At the root of the Republican-induced budget crisis is, of course, taxes. Dave Cox claimed the taxes would “drag down the economy” and Maldonado is trying to save face by claiming Obama is against new taxes. And Tony Strickland had perhaps the most absurd line of the day:
“If we pass this budget,” he said, “Los Angeles and San Francisco will become the Detroit(s) of the West.”
Don’t look now Tony, California’s unemployment rate isn’t that far behind Michigan’s. The destruction of public services you insist upon – gutting food stamps, Medi-Cal, and schools – would drag California into the abyss.
The Yacht Party’s opposition to new taxes flies in the face of history. Their sainted leader, Ronald Reagan, pushed through a $1 billion tax increase in 1967 to preserve the California Dream – still the largest tax increase, by percentage, in state history. It did not ruin the economy.
In 1991 Pete Wilson, another Republican governor, pushed through a $7.3 billion tax increase. California didn’t collapse – instead we embarked upon ten years of sustained economic growth.
By saving the public services that businesses and workers depend upon to function in a modern society, Reagan and Wilson enabled California to survive temporary crises.
They have been replaced by a very different Republican Party. Today’s Republican Party, in both Washington DC and Sacramento, answers only to their far-right base – Rush Limbaugh, John & Ken, Grover Norquist.
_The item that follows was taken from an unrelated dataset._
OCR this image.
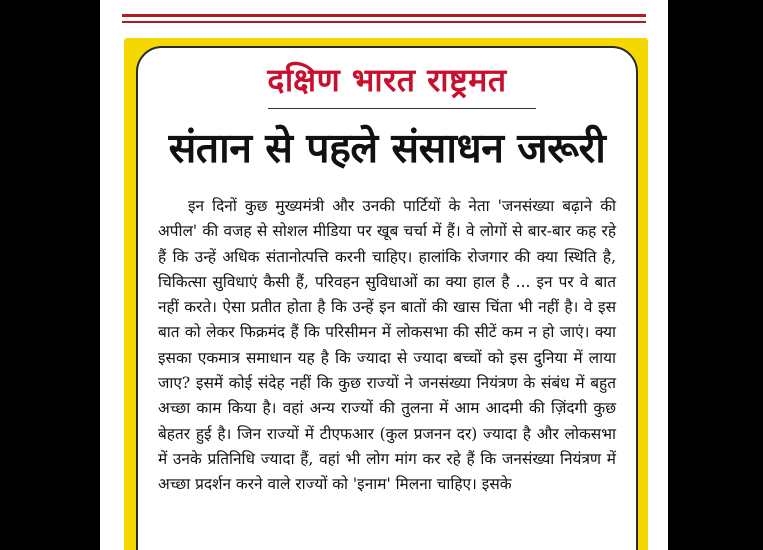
दक्षिण भारत राष्ट्रमत
संतान से पहले संसाधन जरूरी

इन दिनों कुछ मुख्यमंत्री और उनकी पार्टियों के नेता 'जनसंख्या बढ़ाने की अपील' की वजह से सोशल मीडिया पर खूब चर्चा में हैं। वे लोगों से बार-बार कह रहे हैं कि उन्हें अधिक संतानोत्पत्ति करनी चाहिए। हालांकि रोजगार की क्या स्थिति है, चिकित्सा सुविधाएं कैसी हैं, परिवहन सुविधाओं का क्या हाल है ... इन पर वे बात नहीं करते। ऐसा प्रतीत होता है कि उन्हें इन बातों की खास चिंता भी नहीं है। वे इस बात को लेकर फिक्रमंद हैं कि परिसीमन में लोकसभा की सीटें कम न हो जाएं। क्या इसका एकमात्र समाधान यह है कि ज्यादा से ज्यादा बच्चों को इस दुनिया में लाया जाए? इसमें कोई संदेह नहीं कि कुछ राज्यों ने जनसंख्या नियंत्रण के संबंध में बहुत अच्छा काम किया है। वहां अन्य राज्यों की तुलना में आम आदमी की ज़िंदगी कुछ बेहतर हुई है। जिन राज्यों में टीएफआर (कुल प्रजनन दर) ज्यादा है और लोकसभा में उनके प्रतिनिधि ज्यादा हैं, वहां भी लोग मांग कर रहे हैं कि जनसंख्या नियंत्रण में अच्छा प्रदर्शन करने वाले राज्यों को 'इनाम' मिलना चाहिए। इसके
They have been thoroughly rejected by the voters, reduced to small minorities and excluded from the executive branch leadership positions (the governor’s office being an exception).
The Republican Party now exhibits the logic of a terrorist organization – willing to sacrifice anyone and everyone to their ideological purity. And it’s worth noting that they themselves embrace that description, with one Republican Congressman equating their party to the Taliban. Rush Limbaugh says he wants Obama – and thus America – to fail; John and Ken and the California Republican Party are essentially saying the same thing about California.
Let the state fail, they say. Let all the schools close, all the health care workers be fired, all the buses and trains shut down, all the construction workers laid off. Let the economy collapse, because god forbid they step down from their ideological pedestals.
Republicans have become the party of no – no to economic recovery, no to fiscal stability, no to the very government they have sworn to uphold. Because of the 2/3 rule, we are all their hostages. The fate of California now rides on one of the most thin-skinned and petulant members of the Senate.
Democrats have bent over backwards – perhaps too much so – to try and produce a deal and stop the state from “going over a cliff”. But they’re negotiating with madmen. Unfortunately, thanks to the 2/3 rule, we have no other choice.
Or do we? Along with being an open thread on the budget, let’s use this thread to debate what the strategy ought to be going forward to deal with the Kamikaze Party and their desire to destroy our future to satisfy their small band of followers.